Security Model¶

The AI Replication Sandbox implements multiple layers of security to ensure controlled, auditable agent replication.

Manifest Signing¶

All worker manifests are HMAC-SHA256 signed. The signing process:

The Controller serializes the manifest fields (worker ID, parent, depth, timestamp, resources)
An HMAC-SHA256 digest is computed using the controller's secret key
The signature is attached to the manifest

On registration, the Controller verifies the signature. Tampered manifests are rejected and an audit log entry is created.
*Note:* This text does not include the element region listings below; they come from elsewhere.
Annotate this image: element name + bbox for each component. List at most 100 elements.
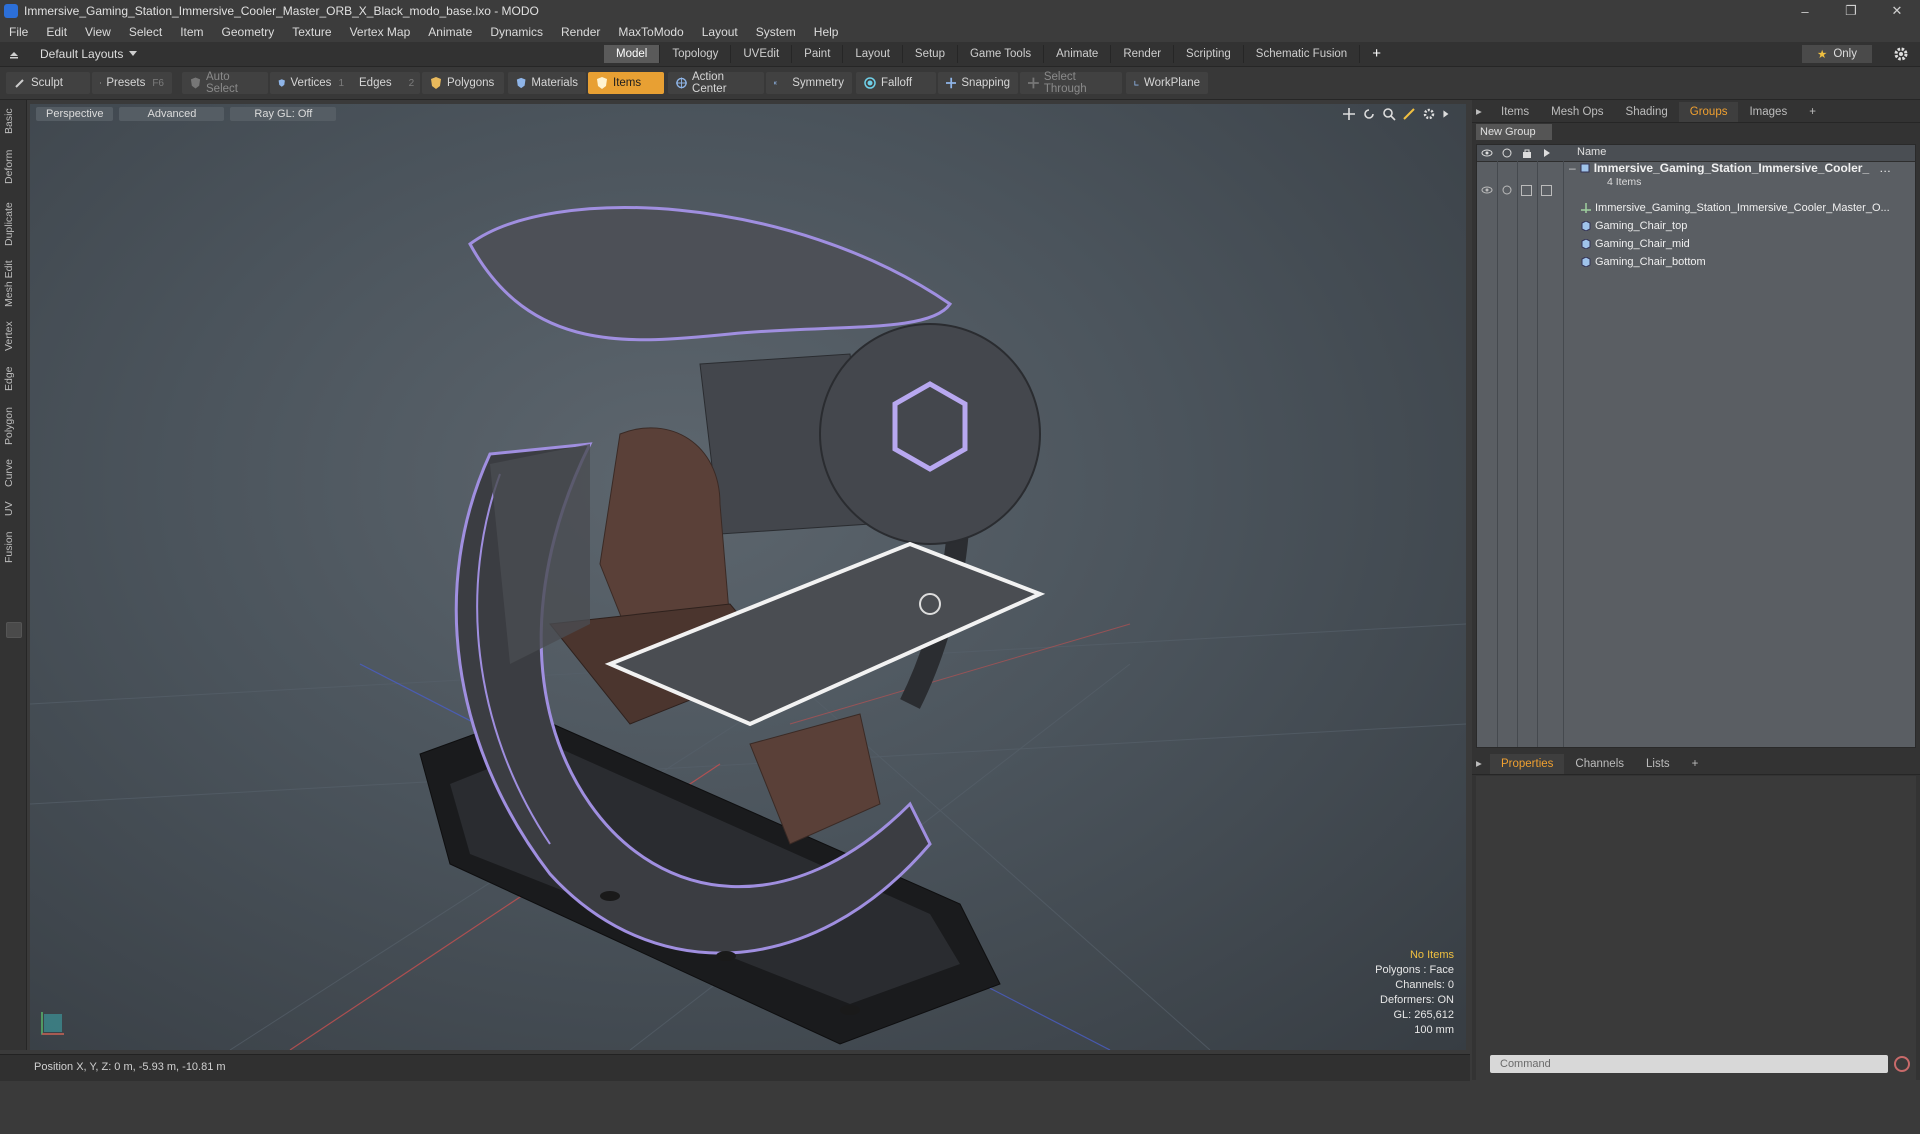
- presets-button[interactable]: Presets F6: [92, 72, 172, 94]
- menu-texture[interactable]: Texture: [283, 25, 340, 39]
- name-column-header[interactable]: Name: [1577, 146, 1606, 158]
- menu-view[interactable]: View: [76, 25, 120, 39]
- new-group-button[interactable]: New Group: [1476, 124, 1552, 140]
- menu-geometry[interactable]: Geometry: [213, 25, 284, 39]
- group-child-row[interactable]: Gaming_Chair_top: [1581, 217, 1687, 235]
- lock-icon[interactable]: [1521, 148, 1533, 158]
- zoom-icon[interactable]: [1382, 107, 1396, 121]
- tab-topology[interactable]: Topology: [660, 45, 732, 63]
- vtab-fusion[interactable]: Fusion: [3, 528, 23, 566]
- items-button[interactable]: Items: [588, 72, 664, 94]
- tab-uvedit[interactable]: UVEdit: [731, 45, 793, 63]
- viewport-settings-icon[interactable]: [1422, 107, 1436, 121]
- pan-icon[interactable]: [1342, 107, 1356, 121]
- close-button[interactable]: ✕: [1874, 0, 1920, 22]
- vtab-deform[interactable]: Deform: [3, 148, 23, 186]
- workplane-label: WorkPlane: [1143, 77, 1200, 89]
- workplane-button[interactable]: WorkPlane: [1126, 72, 1208, 94]
- group-child-row[interactable]: Gaming_Chair_bottom: [1581, 253, 1706, 271]
- eye-icon[interactable]: [1481, 148, 1493, 158]
- collapse-icon[interactable]: –: [1569, 159, 1576, 177]
- group-more-icon[interactable]: …: [1879, 159, 1891, 177]
- panel-menu-icon[interactable]: ▸: [1472, 102, 1490, 122]
- edges-button[interactable]: Edges 2: [346, 72, 420, 94]
- tab-schematic-fusion[interactable]: Schematic Fusion: [1244, 45, 1361, 63]
- sculpt-button[interactable]: Sculpt: [6, 72, 90, 94]
- command-input[interactable]: Command: [1490, 1055, 1888, 1073]
- symmetry-button[interactable]: Symmetry: [766, 72, 852, 94]
- select-through-button[interactable]: Select Through: [1020, 71, 1122, 95]
- layout-dropdown[interactable]: Default Layouts: [8, 45, 138, 63]
- tab-lists[interactable]: Lists: [1635, 754, 1681, 774]
- vtab-basic[interactable]: Basic: [3, 108, 23, 134]
- menu-edit[interactable]: Edit: [37, 25, 76, 39]
- gear-icon[interactable]: [1892, 45, 1910, 63]
- menu-dynamics[interactable]: Dynamics: [481, 25, 552, 39]
- raygl-toggle[interactable]: Ray GL: Off: [230, 107, 337, 121]
- tab-properties[interactable]: Properties: [1490, 754, 1565, 774]
- tab-animate[interactable]: Animate: [1044, 45, 1112, 63]
- only-button[interactable]: ★ Only: [1802, 45, 1872, 63]
- auto-select-button[interactable]: Auto Select: [182, 71, 268, 95]
- group-child-row[interactable]: Immersive_Gaming_Station_Immersive_Coole…: [1581, 199, 1890, 217]
- shading-advanced-button[interactable]: Advanced: [119, 107, 225, 121]
- tab-images[interactable]: Images: [1738, 102, 1798, 122]
- menu-animate[interactable]: Animate: [419, 25, 481, 39]
- tab-setup[interactable]: Setup: [903, 45, 958, 63]
- properties-menu-icon[interactable]: ▸: [1472, 754, 1490, 774]
- viewport-menu-arrow-icon[interactable]: [1442, 107, 1452, 121]
- vtab-polygon[interactable]: Polygon: [3, 404, 23, 448]
- 3d-viewport[interactable]: Perspective Advanced Ray GL: Off No Item…: [30, 104, 1466, 1050]
- tab-model[interactable]: Model: [604, 45, 661, 63]
- select-icon[interactable]: [1541, 148, 1553, 158]
- add-properties-tab-icon[interactable]: +: [1681, 754, 1710, 774]
- tab-layout[interactable]: Layout: [843, 45, 903, 63]
- tab-scripting[interactable]: Scripting: [1174, 45, 1244, 63]
- render-icon[interactable]: [1501, 148, 1513, 158]
- menu-render[interactable]: Render: [552, 25, 609, 39]
- falloff-button[interactable]: Falloff: [856, 72, 936, 94]
- menu-help[interactable]: Help: [805, 25, 848, 39]
- polygons-button[interactable]: Polygons: [422, 72, 504, 94]
- tab-groups[interactable]: Groups: [1678, 102, 1739, 122]
- tab-render[interactable]: Render: [1111, 45, 1175, 63]
- minimize-button[interactable]: –: [1782, 0, 1828, 22]
- maximize-button[interactable]: ❐: [1828, 0, 1874, 22]
- menu-vertex-map[interactable]: Vertex Map: [341, 25, 420, 39]
- view-perspective-button[interactable]: Perspective: [36, 107, 114, 121]
- axis-gizmo-icon: [41, 1012, 64, 1035]
- tab-mesh-ops[interactable]: Mesh Ops: [1540, 102, 1614, 122]
- rotate-icon[interactable]: [1362, 107, 1376, 121]
- action-center-button[interactable]: Action Center: [668, 71, 764, 95]
- menu-item[interactable]: Item: [171, 25, 212, 39]
- add-panel-tab-icon[interactable]: +: [1798, 102, 1827, 122]
- group-render-icon[interactable]: [1501, 185, 1513, 195]
- menu-file[interactable]: File: [0, 25, 37, 39]
- group-select-checkbox[interactable]: [1541, 185, 1552, 196]
- group-lock-checkbox[interactable]: [1521, 185, 1532, 196]
- panel-toggle-icon[interactable]: [6, 622, 22, 638]
- group-visible-eye-icon[interactable]: [1481, 185, 1493, 195]
- group-child-row[interactable]: Gaming_Chair_mid: [1581, 235, 1690, 253]
- menu-system[interactable]: System: [747, 25, 805, 39]
- snapping-button[interactable]: Snapping: [938, 72, 1018, 94]
- tab-channels[interactable]: Channels: [1564, 754, 1635, 774]
- vtab-mesh-edit[interactable]: Mesh Edit: [3, 258, 23, 310]
- tab-shading[interactable]: Shading: [1615, 102, 1679, 122]
- vertices-button[interactable]: Vertices 1: [270, 72, 352, 94]
- tab-paint[interactable]: Paint: [792, 45, 844, 63]
- command-history-icon[interactable]: [1894, 1056, 1910, 1072]
- vtab-vertex[interactable]: Vertex: [3, 318, 23, 354]
- vtab-curve[interactable]: Curve: [3, 456, 23, 490]
- menu-maxtomodo[interactable]: MaxToModo: [609, 25, 692, 39]
- menu-layout[interactable]: Layout: [693, 25, 747, 39]
- materials-button[interactable]: Materials: [508, 72, 586, 94]
- tab-items[interactable]: Items: [1490, 102, 1540, 122]
- menu-select[interactable]: Select: [120, 25, 171, 39]
- add-tab-icon[interactable]: +: [1360, 45, 1393, 63]
- vtab-uv[interactable]: UV: [3, 498, 23, 520]
- fit-view-icon[interactable]: [1402, 107, 1416, 121]
- vtab-edge[interactable]: Edge: [3, 364, 23, 394]
- vtab-duplicate[interactable]: Duplicate: [3, 198, 23, 250]
- tab-game-tools[interactable]: Game Tools: [958, 45, 1045, 63]
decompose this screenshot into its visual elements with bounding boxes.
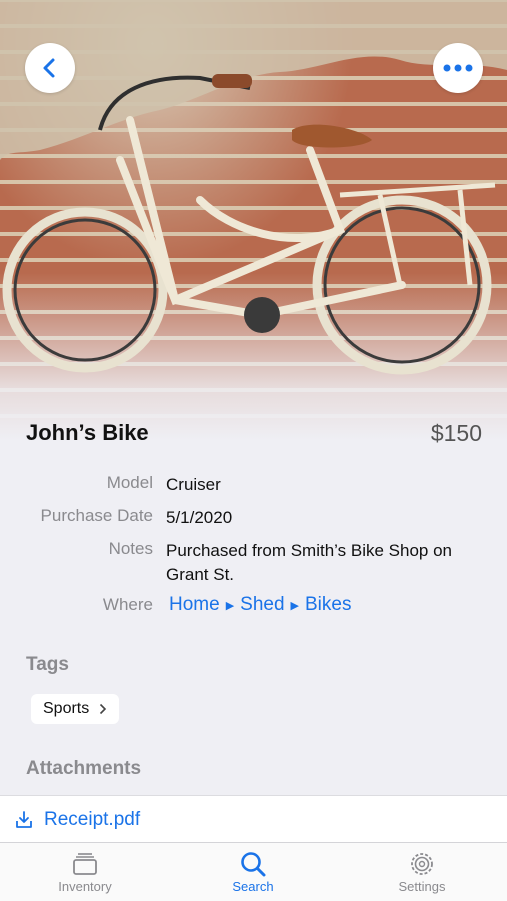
download-icon [16,811,32,828]
tag-chip[interactable]: Sports [31,694,120,724]
settings-icon [411,853,433,875]
tab-settings-label: Settings [398,879,446,894]
tab-search-label: Search [232,879,274,894]
item-photo [0,0,507,440]
tab-settings[interactable]: Settings [362,849,482,894]
breadcrumb-home[interactable]: Home [169,594,220,616]
back-button[interactable] [25,43,75,93]
breadcrumb-shed[interactable]: Shed [240,594,284,616]
breadcrumb-separator-icon: ▶ [225,599,235,612]
model-label: Model [106,473,153,492]
search-icon [241,852,266,877]
chevron-left-icon [43,58,55,78]
attachment-row[interactable]: Receipt.pdf [0,795,507,844]
tab-bar: Inventory Search Settings [0,842,507,901]
tags-heading: Tags [26,654,69,675]
notes-label: Notes [108,539,153,558]
notes-value: Purchased from Smith’s Bike Shop on Gran… [166,541,452,584]
bicycle-illustration [0,0,507,375]
attachment-file-name[interactable]: Receipt.pdf [44,809,140,831]
attachments-heading: Attachments [26,758,142,779]
purchase-date-label: Purchase Date [40,506,153,525]
item-price: $150 [430,420,482,446]
item-title: John’s Bike [26,420,149,445]
breadcrumb-bikes[interactable]: Bikes [305,594,351,616]
tab-inventory-label: Inventory [58,879,112,894]
more-options-button[interactable] [433,43,483,93]
model-value: Cruiser [166,475,221,494]
tab-inventory[interactable]: Inventory [25,849,145,894]
where-label: Where [102,595,153,614]
location-breadcrumb: Home ▶ Shed ▶ Bikes [169,594,351,616]
breadcrumb-separator-icon: ▶ [290,599,299,612]
ellipsis-icon [443,64,473,72]
tag-label: Sports [43,700,90,717]
inventory-icon [73,853,97,875]
purchase-date-value: 5/1/2020 [166,508,233,527]
chevron-right-icon [100,703,107,715]
tab-search[interactable]: Search [193,849,313,894]
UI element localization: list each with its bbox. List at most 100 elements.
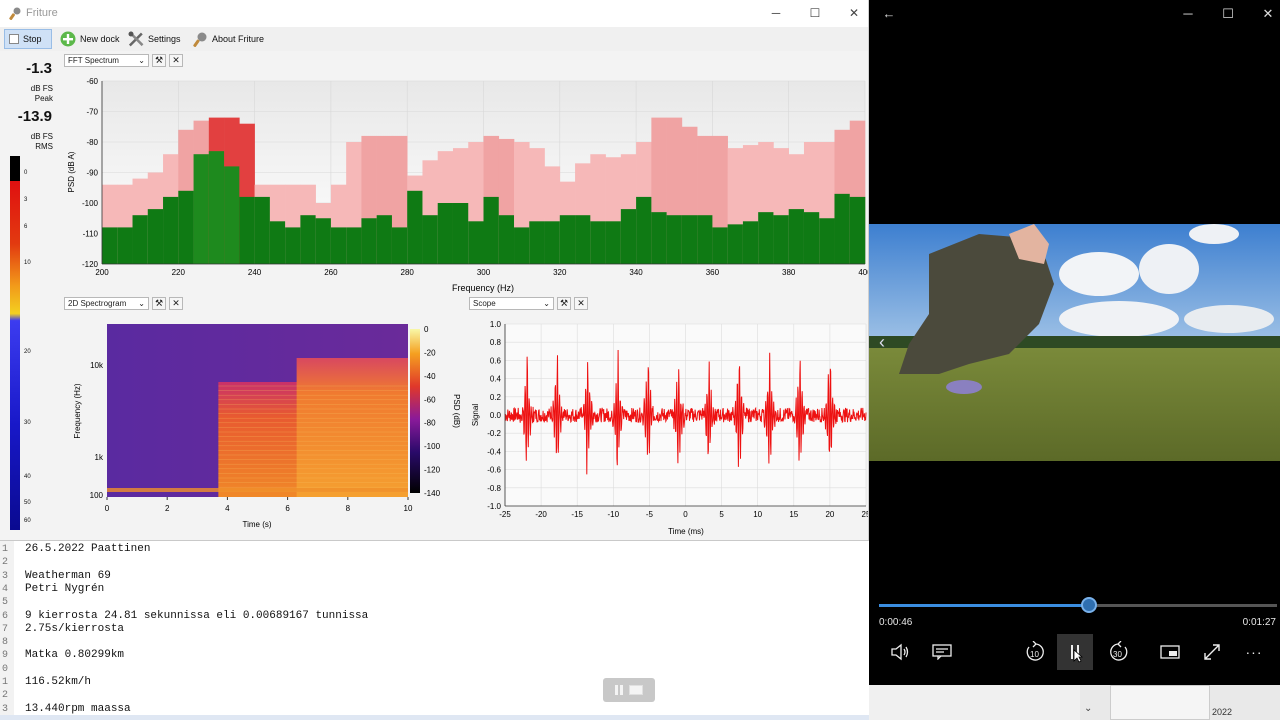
x-tick-label: 5 (719, 510, 724, 519)
psd-bar (636, 196, 652, 264)
minimize-button[interactable]: ─ (766, 4, 786, 22)
psd-bar (285, 227, 301, 264)
skip-back-button[interactable]: 10 (1017, 634, 1053, 670)
chevron-down-icon: ⌄ (543, 298, 550, 308)
maximize-button[interactable]: ☐ (1216, 4, 1240, 24)
psd-bar (681, 215, 698, 264)
psd-bar (239, 196, 255, 264)
meter-tick: 30 (24, 420, 31, 426)
minimize-button[interactable]: ─ (1176, 4, 1200, 24)
scope-settings-button[interactable]: ⚒ (557, 296, 571, 310)
rewind-icon: 10 (1026, 641, 1044, 661)
chevron-left-icon[interactable]: ‹ (879, 332, 885, 352)
y-tick-label: -90 (86, 169, 98, 178)
seek-thumb[interactable] (1081, 597, 1098, 613)
line-text: 2.75s/kierrosta (25, 622, 125, 635)
line-number: 5 (2, 597, 9, 609)
line-number: 2 (2, 557, 9, 569)
cloud (1189, 224, 1239, 244)
fft-widget-select[interactable]: FFT Spectrum ⌄ (64, 53, 149, 67)
about-button[interactable]: About Friture (188, 29, 268, 49)
line-number: 2 (2, 690, 9, 702)
y-tick-label: 0.2 (490, 393, 502, 402)
y-tick-label: 1.0 (490, 320, 502, 329)
captions-icon (932, 644, 952, 660)
x-axis-label: Frequency (Hz) (452, 283, 514, 293)
cloud (1184, 305, 1274, 333)
scope-widget-select[interactable]: Scope ⌄ (469, 296, 554, 310)
floating-media-controls[interactable] (603, 678, 655, 702)
psd-bar (849, 196, 866, 264)
back-arrow-icon[interactable]: ← (877, 4, 901, 24)
spectrogram-widget-label: 2D Spectrogram (68, 298, 127, 308)
new-dock-button[interactable]: New dock (56, 29, 124, 49)
y-tick-label: 100 (90, 491, 104, 500)
x-tick-label: 10 (404, 504, 413, 513)
x-tick-label: 300 (477, 268, 491, 277)
tools-icon: ⚒ (559, 297, 569, 308)
spectrogram-close-button[interactable]: ✕ (169, 296, 183, 310)
colorbar-tick-label: -120 (424, 466, 441, 475)
cloud (1059, 301, 1179, 337)
y-tick-label: 0.0 (490, 411, 502, 420)
x-tick-label: 25 (862, 510, 869, 519)
dropped-object (946, 380, 982, 394)
toolbar: Stop New dock Settings About Friture (0, 27, 868, 51)
scope-close-button[interactable]: ✕ (574, 296, 588, 310)
video-frame[interactable]: ‹ (869, 224, 1280, 461)
x-tick-label: -10 (608, 510, 620, 519)
seek-bar[interactable] (879, 597, 1277, 613)
fullscreen-button[interactable] (1194, 634, 1230, 670)
psd-bar (483, 196, 500, 264)
maximize-button[interactable]: ☐ (805, 4, 825, 22)
line-text: Petri Nygrén (25, 582, 105, 595)
spectrogram-widget-select[interactable]: 2D Spectrogram ⌄ (64, 296, 149, 310)
window-title: Friture (26, 7, 58, 19)
meter-tick: 0 (24, 170, 28, 176)
psd-bar (315, 218, 332, 264)
more-icon: ··· (1245, 644, 1263, 660)
current-line-highlight (0, 715, 869, 720)
psd-bar (300, 215, 316, 264)
volume-button[interactable] (882, 634, 918, 670)
psd-bar (422, 215, 439, 264)
psd-bar (269, 221, 286, 264)
close-button[interactable]: ✕ (1256, 4, 1280, 24)
line-text: Matka 0.80299km (25, 649, 125, 662)
fft-close-button[interactable]: ✕ (169, 53, 183, 67)
tools-icon (128, 31, 144, 47)
skip-forward-button[interactable]: 30 (1101, 634, 1137, 670)
mini-view-button[interactable] (1152, 634, 1188, 670)
close-button[interactable]: ✕ (844, 4, 864, 22)
y-tick-label: -70 (86, 108, 98, 117)
spectrogram-settings-button[interactable]: ⚒ (152, 296, 166, 310)
captions-button[interactable] (924, 634, 960, 670)
text-editor[interactable]: 1 26.5.2022 Paattinen 2 3 Weatherman 69 4 Petr… (0, 540, 869, 720)
meter-tick: 50 (24, 500, 31, 506)
stop-button[interactable]: Stop (4, 29, 52, 49)
volume-icon (891, 643, 909, 661)
y-tick-label: -100 (82, 199, 99, 208)
close-icon: ✕ (577, 297, 585, 308)
x-axis-label: Time (ms) (668, 527, 704, 536)
psd-bar (742, 221, 759, 264)
psd-bar (117, 227, 133, 264)
more-options-button[interactable]: ··· (1236, 634, 1272, 670)
chevron-down-icon: ⌄ (138, 55, 145, 65)
microphone-app-icon (9, 7, 21, 20)
psd-bar (803, 212, 820, 264)
fft-settings-button[interactable]: ⚒ (152, 53, 166, 67)
scope-widget-label: Scope (473, 298, 496, 308)
psd-bar (514, 227, 530, 264)
fast-forward-icon: 30 (1110, 641, 1128, 661)
x-tick-label: 4 (225, 504, 230, 513)
line-number: 3 (2, 570, 9, 582)
chevron-down-icon[interactable]: ⌄ (1084, 703, 1092, 714)
taskbar-date: 2022 (1212, 707, 1233, 717)
meter-tick: 20 (24, 349, 31, 355)
psd-bar (407, 190, 423, 264)
peak-unit: dB FS (30, 84, 53, 93)
settings-button[interactable]: Settings (124, 29, 185, 49)
pause-icon (615, 685, 623, 695)
chevron-down-icon: ⌄ (138, 298, 145, 308)
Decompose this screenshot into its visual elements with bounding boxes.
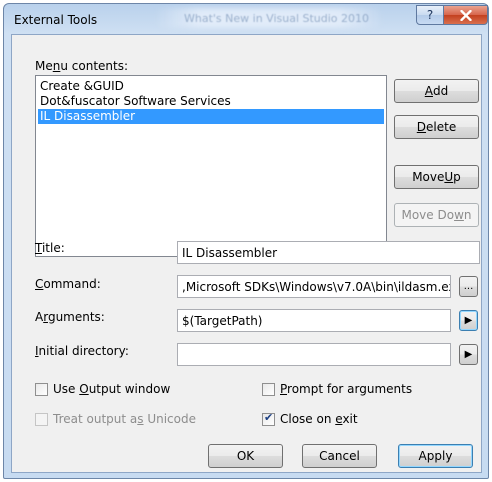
title-field[interactable]: IL Disassembler [177, 241, 480, 264]
cancel-button[interactable]: Cancel [302, 444, 377, 468]
close-button[interactable] [443, 5, 488, 25]
close-icon [459, 9, 472, 21]
menu-contents-list[interactable]: Create &GUID Dot&fuscator Software Servi… [35, 75, 387, 257]
move-up-button[interactable]: Move Up [394, 165, 479, 189]
add-button[interactable]: Add [394, 79, 479, 103]
arrow-right-icon: ▶ [464, 315, 473, 326]
arguments-label: Arguments: [35, 310, 105, 324]
ok-button[interactable]: OK [208, 444, 283, 468]
close-on-exit-label[interactable]: Close on exit [280, 412, 358, 426]
list-item[interactable]: Dot&fuscator Software Services [38, 94, 384, 109]
title-label: Title: [35, 241, 65, 255]
command-label: Command: [35, 277, 101, 291]
command-field[interactable]: ,Microsoft SDKs\Windows\v7.0A\bin\ildasm… [177, 275, 451, 298]
browse-button[interactable]: ... [459, 276, 478, 297]
check-icon: ✔ [264, 411, 274, 424]
help-icon: ? [426, 8, 434, 22]
window-title: External Tools [14, 13, 98, 27]
external-tools-dialog: External Tools What's New in Visual Stud… [3, 3, 489, 479]
close-on-exit-checkbox[interactable]: ✔ [262, 411, 275, 426]
initial-directory-label: Initial directory: [35, 344, 129, 358]
prompt-for-arguments-checkbox[interactable] [262, 383, 275, 396]
initial-directory-macro-button[interactable]: ▶ [459, 344, 478, 365]
background-window-title: What's New in Visual Studio 2010 [184, 12, 370, 25]
list-item[interactable]: IL Disassembler [38, 109, 384, 124]
dialog-client-area: Menu contents: Create &GUID Dot&fuscator… [11, 34, 482, 473]
title-bar: External Tools What's New in Visual Stud… [4, 4, 488, 34]
arguments-field[interactable]: $(TargetPath) [177, 309, 451, 332]
arrow-right-icon: ▶ [464, 349, 473, 360]
treat-output-unicode-checkbox[interactable] [35, 413, 48, 426]
apply-button[interactable]: Apply [398, 444, 473, 468]
treat-output-unicode-label[interactable]: Treat output as Unicode [53, 412, 196, 426]
arguments-macro-button[interactable]: ▶ [459, 310, 478, 331]
use-output-window-label[interactable]: Use Output window [53, 382, 170, 396]
prompt-for-arguments-label[interactable]: Prompt for arguments [280, 382, 412, 396]
move-down-button[interactable]: Move Do w n [394, 203, 479, 227]
delete-button[interactable]: Delete [394, 115, 479, 139]
initial-directory-field[interactable] [177, 343, 451, 366]
command-value: ,Microsoft SDKs\Windows\v7.0A\bin\ildasm… [182, 280, 451, 294]
use-output-window-checkbox[interactable] [35, 383, 48, 396]
menu-contents-label: Menu contents: [35, 59, 129, 73]
help-button[interactable]: ? [416, 5, 444, 25]
list-item[interactable]: Create &GUID [38, 79, 384, 94]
# Signing is handled by ManifestSigner
signer = ManifestSigner(secret="my-key")
signer.sign(manifest)       # Computes and attaches signature
signer.verify(manifest)     # Returns True if valid

Signature Scope

The signature covers: worker_id, parent_id, depth, issued_at, state_snapshot, cpu_limit, memory_limit_mb, allow_controller, allow_external. Changing any of these fields invalidates the signature.

Network Isolation¶

Each worker operates under a NetworkPolicy:

Setting	Default	Description
`allow_controller`	`True`	Egress to controller for registration and heartbeats
`allow_external`	`False`	Egress to external networks

By default, workers can only communicate with the Controller. This prevents rogue workers from exfiltrating data or contacting external services.

Resource Limits¶

Every worker has explicit CPU and memory quotas defined in its ResourceSpec:

resources = ResourceSpec(
    cpu_limit=0.5,           # 50% of one CPU core
    memory_limit_mb=256,     # 256 MB RAM
    network_policy=NetworkPolicy(
        allow_controller=True,
        allow_external=False,
    ),
)

The SandboxOrchestrator tracks and logs resource enforcement metrics.

Kill Switch¶

The Controller provides an emergency kill switch that:

Sets kill_switch_engaged = True (prevents all new registrations)
Terminates all running worker containers via the orchestrator
Deregisters all workers from the registry
Logs the event to the audit trail

controller.kill_switch(orchestrator)
# All workers are immediately terminated
# No new workers can register

Depth & Quota Limits¶

The ReplicationContract enforces hard limits:

max_depth — Prevents runaway replication chains. A worker at depth N can only create children at depth N+1 if N+1 ≤ max_depth.
max_replicas — Caps the total number of active workers. Once the quota is full, all replication requests are denied.
cooldown_seconds — Prevents burst replication from a single parent.

Stop Conditions¶

Pluggable predicates evaluated during worker registration:

def resource_budget_exceeded(ctx: ReplicationContext) -> bool:
    """Block replication if we're running low on budget."""
    return ctx.active_count * 256 > 2048  # Example: 2GB total budget

condition = StopCondition(
    name="resource_budget",
    description="Blocks when estimated memory exceeds 2GB",
    predicate=resource_budget_exceeded,
)

When a stop condition fires, the worker is rejected and the condition name is recorded in the audit trail.

Stale Worker Reaping¶

Workers that miss heartbeats are automatically deregistered:

from datetime import timedelta

# Reap workers that haven't heartbeated in 30 seconds
reaped = controller.reap_stale_workers(timeout=timedelta(seconds=30))

This prevents dead workers from permanently consuming quota slots.

Audit Trail¶

Every security-sensitive action is recorded in the structured logger's audit trail:

Event	Description
`reject_manifest_signature`	Manifest failed signature verification
`deny_quota`	Replication denied due to max_replicas
`deny_cooldown`	Replication denied due to cooldown period
`deny_depth`	Replication denied due to max_depth
`deny_stop_condition`	Replication denied by a stop condition
`replication_requested`	Replication approved (with parent/child IDs)
`kill_switch_engaged`	Emergency kill switch activated
`reap_stale`	Worker reaped for missing heartbeats

Privilege Escalation Detection¶

The sandbox includes a dedicated Privilege Escalation Detection module that monitors agent actions for scope and authority expansion beyond assigned permissions. It covers filesystem traversal, network boundary violations, process injection, API scope creep, and cross-tenant data access. See the escalation detection docs for detection rules, scoring, and integration details.